A plutonium bomb with less than critical mass can be overcome with an implosion that compresses the plutonium to a high density.
 
Chaos said:
Four kilograms of plutonium? I´m not a nuclear physics guy, but I clearly recall reading that the critical mass for plutonium is five kilograms.
10 kg actually:
"The isotope Plutonium-239 is a key fissile component in modern nuclear weapons, due to its ease of fissioning and availability. The critical mass for an unreflected sphere of plutonium is 16 kg, but through the use of a neutron reflecting tamper the pit of plutonium in a fission bomb is reduced to 10 kg, which is a sphere with a diameter of 10 cm. Complete detonation of plutonium will produce an explosion of 20 kilotons per kilogram. (See also Nuclear Weapon Design.)"Wikipedia
 
Luke T. said:
And the critical mass for plutonium is well above 4 or 5 kilos.

This is beginning to sound like a peace loving Islamic chat group:D
 
Ah.

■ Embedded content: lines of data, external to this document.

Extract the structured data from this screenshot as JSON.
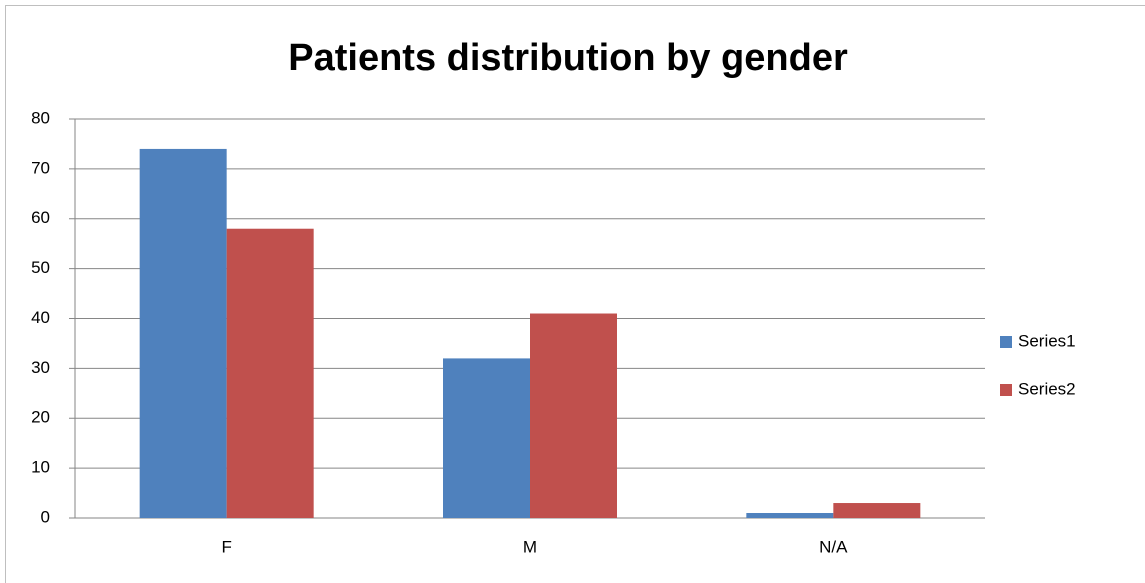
{
  "chart_data": {
    "type": "bar",
    "title": "Patients distribution by gender",
    "categories": [
      "F",
      "M",
      "N/A"
    ],
    "series": [
      {
        "name": "Series1",
        "color": "#4f81bd",
        "values": [
          74,
          32,
          1
        ]
      },
      {
        "name": "Series2",
        "color": "#c0504d",
        "values": [
          58,
          41,
          3
        ]
      }
    ],
    "ylim": [
      0,
      80
    ],
    "yticks": [
      0,
      10,
      20,
      30,
      40,
      50,
      60,
      70,
      80
    ],
    "grid": true,
    "legend": "right"
  }
}
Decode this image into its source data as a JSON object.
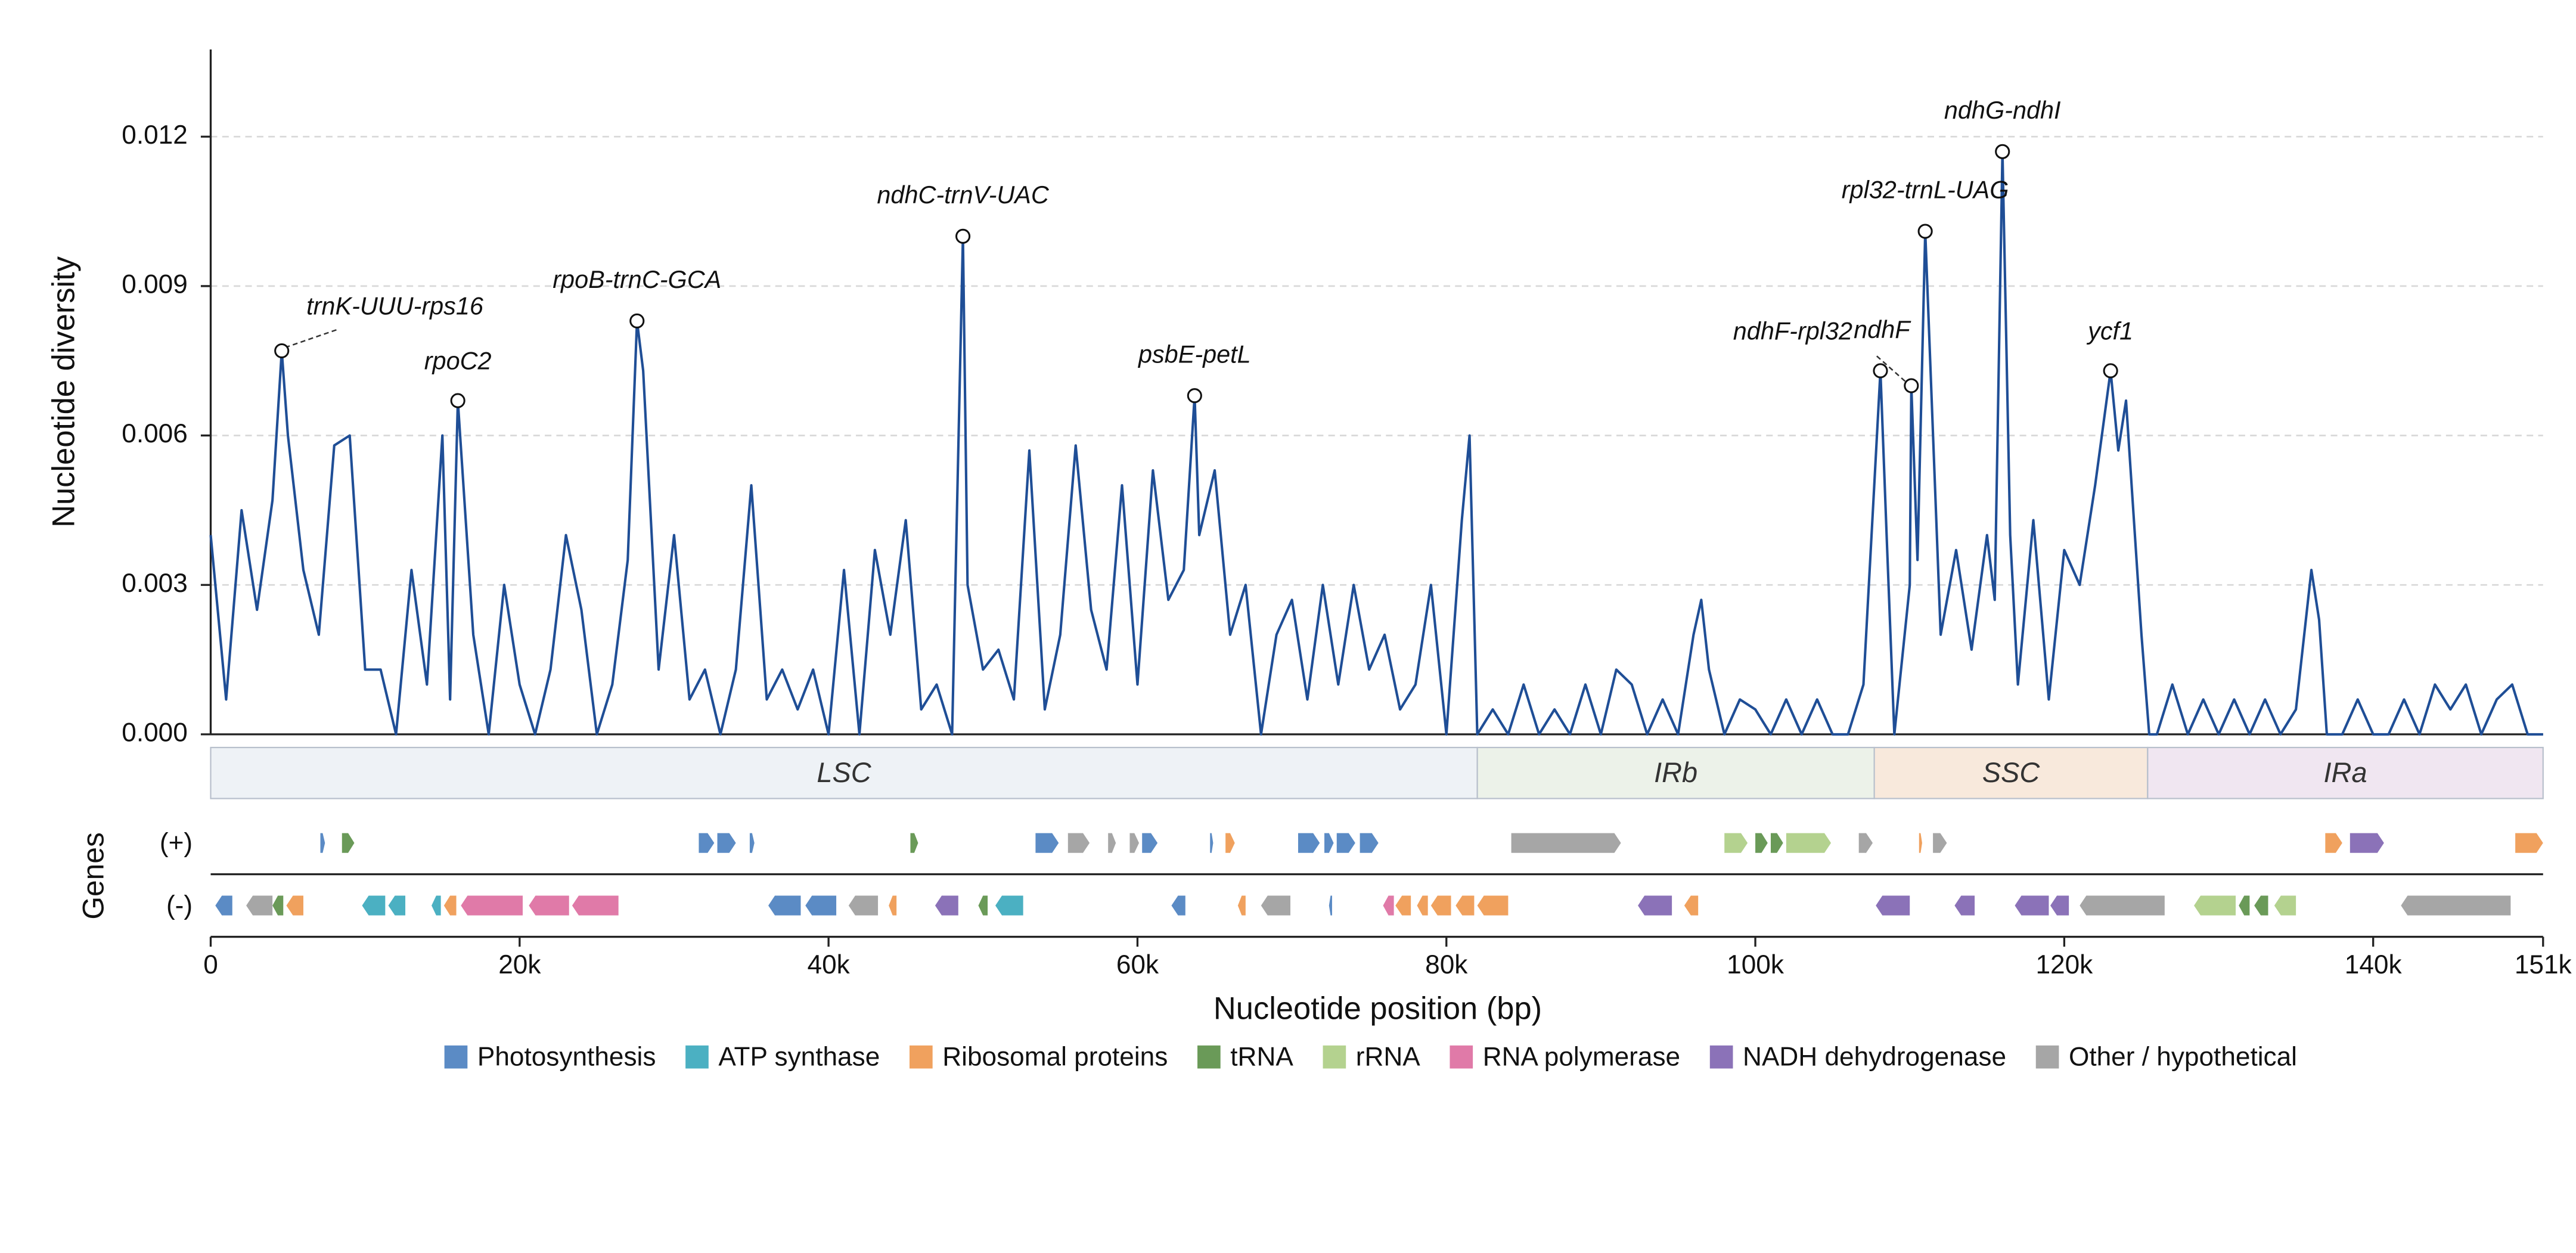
{
  "chart_data": {
    "type": "line",
    "ylabel": "Nucleotide diversity",
    "xlabel": "Nucleotide position (bp)",
    "color": "#1f4e96",
    "xlim": [
      0,
      151000
    ],
    "ylim": [
      0,
      0.01375
    ],
    "xticks": [
      0,
      {
        "value": 20000,
        "label": "20k"
      },
      {
        "value": 40000,
        "label": "40k"
      },
      {
        "value": 60000,
        "label": "60k"
      },
      {
        "value": 80000,
        "label": "80k"
      },
      {
        "value": 100000,
        "label": "100k"
      },
      {
        "value": 120000,
        "label": "120k"
      },
      {
        "value": 140000,
        "label": "140k"
      },
      {
        "value": 151000,
        "label": "151k"
      }
    ],
    "yticks": [
      {
        "value": 0,
        "label": "0.000"
      },
      0.003,
      0.006,
      0.009,
      0.012
    ],
    "grid": true,
    "x": [
      0,
      1000,
      2000,
      3000,
      4000,
      4600,
      5000,
      6000,
      7000,
      8000,
      9000,
      10000,
      11000,
      12000,
      13000,
      14000,
      15000,
      15500,
      16000,
      17000,
      18000,
      19000,
      20000,
      21000,
      22000,
      23000,
      24000,
      25000,
      26000,
      27000,
      27600,
      28000,
      29000,
      30000,
      31000,
      32000,
      33000,
      34000,
      35000,
      36000,
      37000,
      38000,
      39000,
      40000,
      41000,
      42000,
      43000,
      44000,
      45000,
      46000,
      47000,
      48000,
      48700,
      49000,
      50000,
      51000,
      52000,
      53000,
      54000,
      55000,
      56000,
      57000,
      58000,
      59000,
      60000,
      61000,
      62000,
      63000,
      63700,
      64000,
      65000,
      66000,
      67000,
      68000,
      69000,
      70000,
      71000,
      72000,
      73000,
      74000,
      75000,
      76000,
      77000,
      78000,
      79000,
      80000,
      81000,
      81500,
      82000,
      83000,
      84000,
      85000,
      86000,
      87000,
      88000,
      89000,
      90000,
      91000,
      92000,
      93000,
      94000,
      95000,
      96000,
      96500,
      97000,
      98000,
      99000,
      100000,
      101000,
      102000,
      103000,
      104000,
      105000,
      106000,
      107000,
      107700,
      108100,
      108500,
      109000,
      110000,
      110100,
      110500,
      111000,
      112000,
      113000,
      114000,
      115000,
      115500,
      116000,
      116500,
      117000,
      118000,
      119000,
      120000,
      121000,
      122000,
      123000,
      123500,
      124000,
      125000,
      125500,
      126000,
      127000,
      128000,
      129000,
      130000,
      131000,
      132000,
      133000,
      134000,
      135000,
      136000,
      136500,
      137000,
      138000,
      139000,
      140000,
      141000,
      142000,
      143000,
      144000,
      145000,
      146000,
      147000,
      148000,
      149000,
      150000,
      151000
    ],
    "values": [
      0.004,
      0.0007,
      0.0045,
      0.0025,
      0.0047,
      0.0077,
      0.006,
      0.0033,
      0.002,
      0.0058,
      0.006,
      0.0013,
      0.0013,
      0,
      0.0033,
      0.001,
      0.006,
      0.0007,
      0.0067,
      0.002,
      0,
      0.003,
      0.001,
      0,
      0.0013,
      0.004,
      0.0025,
      0,
      0.001,
      0.0035,
      0.0083,
      0.0073,
      0.0013,
      0.004,
      0.0007,
      0.0013,
      0,
      0.0013,
      0.005,
      0.0007,
      0.0013,
      0.0005,
      0.0013,
      0,
      0.0033,
      0,
      0.0037,
      0.002,
      0.0043,
      0.0005,
      0.001,
      0,
      0.01,
      0.003,
      0.0013,
      0.0017,
      0.0007,
      0.0057,
      0.0005,
      0.002,
      0.0058,
      0.0025,
      0.0013,
      0.005,
      0.001,
      0.0053,
      0.0027,
      0.0033,
      0.0068,
      0.004,
      0.0053,
      0.002,
      0.003,
      0,
      0.002,
      0.0027,
      0.0007,
      0.003,
      0.001,
      0.003,
      0.0013,
      0.002,
      0.0005,
      0.001,
      0.003,
      0,
      0.0043,
      0.006,
      0,
      0.0005,
      0,
      0.001,
      0,
      0.0005,
      0,
      0.001,
      0,
      0.0013,
      0.001,
      0,
      0.0007,
      0,
      0.002,
      0.0027,
      0.0013,
      0,
      0.0007,
      0.0005,
      0,
      0.0007,
      0,
      0.0007,
      0,
      0,
      0.001,
      0.005,
      0.0073,
      0.004,
      0,
      0.003,
      0.007,
      0.0035,
      0.0101,
      0.002,
      0.0037,
      0.0017,
      0.004,
      0.0027,
      0.0117,
      0.004,
      0.001,
      0.0043,
      0.0007,
      0.0037,
      0.003,
      0.005,
      0.0073,
      0.0057,
      0.0067,
      0.002,
      0,
      0,
      0.001,
      0,
      0.0007,
      0,
      0.0007,
      0,
      0.0007,
      0,
      0.0005,
      0.0033,
      0.0023,
      0,
      0,
      0.0007,
      0,
      0,
      0.0007,
      0,
      0.001,
      0.0005,
      0.001,
      0,
      0.0007,
      0.001,
      0,
      0
    ],
    "annotations": [
      {
        "label": "trnK-UUU-rps16",
        "x": 4600,
        "y": 0.0077
      },
      {
        "label": "rpoC2",
        "x": 16000,
        "y": 0.0067
      },
      {
        "label": "rpoB-trnC-GCA",
        "x": 27600,
        "y": 0.0083
      },
      {
        "label": "ndhC-trnV-UAC",
        "x": 48700,
        "y": 0.01
      },
      {
        "label": "psbE-petL",
        "x": 63700,
        "y": 0.0068
      },
      {
        "label": "ndhF-rpl32",
        "x": 108100,
        "y": 0.0073
      },
      {
        "label": "ndhF",
        "x": 110100,
        "y": 0.007
      },
      {
        "label": "rpl32-trnL-UAG",
        "x": 111000,
        "y": 0.0101
      },
      {
        "label": "ndhG-ndhI",
        "x": 116000,
        "y": 0.0117
      },
      {
        "label": "ycf1",
        "x": 123000,
        "y": 0.0073
      }
    ],
    "regions": [
      {
        "label": "LSC",
        "start": 0,
        "end": 82000,
        "color": "#eef2f6"
      },
      {
        "label": "IRb",
        "start": 82000,
        "end": 107700,
        "color": "#ecf2e9"
      },
      {
        "label": "SSC",
        "start": 107700,
        "end": 125400,
        "color": "#f8e9dc"
      },
      {
        "label": "IRa",
        "start": 125400,
        "end": 151000,
        "color": "#f0e6f1"
      }
    ],
    "track_title": "Genes",
    "track_labels": [
      "(+)",
      "(-)"
    ],
    "gene_groups": [
      {
        "name": "Photosynthesis",
        "color": "#5b8bc5",
        "plus": [
          [
            7100,
            7400
          ],
          [
            31600,
            32600
          ],
          [
            32800,
            34000
          ],
          [
            34900,
            35200
          ],
          [
            53400,
            54900
          ],
          [
            60300,
            61300
          ],
          [
            64700,
            64900
          ],
          [
            70400,
            71800
          ],
          [
            72100,
            72700
          ],
          [
            72900,
            74100
          ],
          [
            74400,
            75600
          ]
        ],
        "minus": [
          [
            300,
            1400
          ],
          [
            36100,
            38200
          ],
          [
            38500,
            40500
          ],
          [
            62200,
            63100
          ],
          [
            72400,
            72600
          ]
        ]
      },
      {
        "name": "ATP synthase",
        "color": "#4bb0c2",
        "plus": [],
        "minus": [
          [
            9800,
            11300
          ],
          [
            11500,
            12600
          ],
          [
            14300,
            14900
          ],
          [
            50800,
            52600
          ]
        ]
      },
      {
        "name": "Ribosomal proteins",
        "color": "#f0a15e",
        "plus": [
          [
            65700,
            66300
          ],
          [
            110600,
            110800
          ],
          [
            136900,
            138000
          ],
          [
            149200,
            151000
          ]
        ],
        "minus": [
          [
            4900,
            6000
          ],
          [
            15100,
            15900
          ],
          [
            43900,
            44400
          ],
          [
            66500,
            67000
          ],
          [
            76700,
            77700
          ],
          [
            78100,
            78800
          ],
          [
            79000,
            80300
          ],
          [
            80600,
            81800
          ],
          [
            82000,
            84000
          ],
          [
            95400,
            96300
          ]
        ]
      },
      {
        "name": "tRNA",
        "color": "#6a9a58",
        "plus": [
          [
            8500,
            9300
          ],
          [
            45300,
            45800
          ],
          [
            100000,
            100800
          ],
          [
            101000,
            101800
          ]
        ],
        "minus": [
          [
            4000,
            4700
          ],
          [
            49700,
            50300
          ],
          [
            131300,
            132000
          ],
          [
            132300,
            133200
          ]
        ]
      },
      {
        "name": "rRNA",
        "color": "#b4d28f",
        "plus": [
          [
            98000,
            99500
          ],
          [
            102000,
            104900
          ]
        ],
        "minus": [
          [
            128400,
            131100
          ],
          [
            133600,
            135000
          ]
        ]
      },
      {
        "name": "RNA polymerase",
        "color": "#e07aa8",
        "plus": [],
        "minus": [
          [
            16200,
            20200
          ],
          [
            20600,
            23200
          ],
          [
            23400,
            26400
          ],
          [
            75900,
            76600
          ]
        ]
      },
      {
        "name": "NADH dehydrogenase",
        "color": "#8b72b8",
        "plus": [
          [
            138500,
            140700
          ]
        ],
        "minus": [
          [
            46900,
            48400
          ],
          [
            92400,
            94600
          ],
          [
            107800,
            110000
          ],
          [
            112900,
            114200
          ],
          [
            116800,
            119000
          ],
          [
            119100,
            120300
          ]
        ]
      },
      {
        "name": "Other / hypothetical",
        "color": "#a6a6a6",
        "plus": [
          [
            55500,
            56900
          ],
          [
            58100,
            58600
          ],
          [
            59500,
            60100
          ],
          [
            84200,
            91300
          ],
          [
            106700,
            107600
          ],
          [
            111500,
            112400
          ]
        ],
        "minus": [
          [
            2300,
            4000
          ],
          [
            41300,
            43200
          ],
          [
            68000,
            69900
          ],
          [
            121000,
            126500
          ],
          [
            141800,
            148900
          ]
        ]
      }
    ]
  }
}
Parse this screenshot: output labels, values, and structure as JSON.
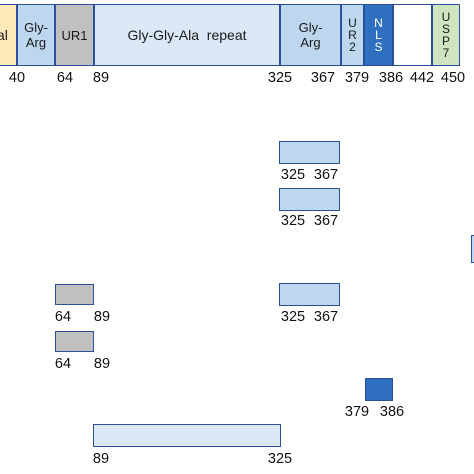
{
  "colors": {
    "border": "#2a4f9c",
    "glyarg": "#bdd7ee",
    "gray": "#c0c0c0",
    "repeat": "#dbe8f6",
    "nls": "#2e6fbf",
    "usp7": "#cfe5c0",
    "nterm": "#fde9b8",
    "white": "#ffffff"
  },
  "full_protein": {
    "domains": [
      {
        "id": "nterm",
        "label": "al",
        "color": "nterm"
      },
      {
        "id": "glyarg1",
        "label": "Gly-\nArg",
        "color": "glyarg"
      },
      {
        "id": "ur1",
        "label": "UR1",
        "color": "gray"
      },
      {
        "id": "repeat",
        "label": "Gly-Gly-Ala  repeat",
        "color": "repeat"
      },
      {
        "id": "glyarg2",
        "label": "Gly-\nArg",
        "color": "glyarg"
      },
      {
        "id": "ur2",
        "label": "U\nR\n2",
        "color": "glyarg",
        "vertical": true
      },
      {
        "id": "nls",
        "label": "N\nL\nS",
        "color": "nls",
        "vertical": true,
        "text_color": "#ffffff"
      },
      {
        "id": "blank",
        "label": "",
        "color": "white"
      },
      {
        "id": "usp7",
        "label": "U\nS\nP\n7",
        "color": "usp7",
        "vertical": true
      }
    ],
    "positions": [
      "40",
      "64",
      "89",
      "325",
      "367",
      "379",
      "386",
      "442",
      "450"
    ]
  },
  "fragments": [
    {
      "id": "frag-glyarg-1",
      "color": "glyarg",
      "labels": [
        "325",
        "367"
      ]
    },
    {
      "id": "frag-glyarg-2",
      "color": "glyarg",
      "labels": [
        "325",
        "367"
      ]
    },
    {
      "id": "frag-ur1-1",
      "color": "gray",
      "labels": [
        "64",
        "89"
      ]
    },
    {
      "id": "frag-glyarg-3",
      "color": "glyarg",
      "labels": [
        "325",
        "367"
      ]
    },
    {
      "id": "frag-ur1-2",
      "color": "gray",
      "labels": [
        "64",
        "89"
      ]
    },
    {
      "id": "frag-nls",
      "color": "nls",
      "labels": [
        "379",
        "386"
      ]
    },
    {
      "id": "frag-repeat",
      "color": "repeat",
      "labels": [
        "89",
        "325"
      ]
    }
  ]
}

Kerberos beat me to it.

Using the implosion method, 4 kilos will work for an atomic bomb, though.
 
Ed said:
This is beginning to sound like a peace loving Islamic chat group:D

There cannot be peace on Earth until every infidel is dead. Allah Akbar!
 
I don't know the physics. The reporting can't be trusted insofar as the science goes. But the politics of the matter are far more clear. They don't have one . . . or more accurately, they don't have three weapons and one proven design. There's only one way to test a design if combined with a new process, and that's to test it. They haven't done so* and therefore they don't have one.


*assumes facts I assume would be in evidence. The double assumption is not too risky in this case.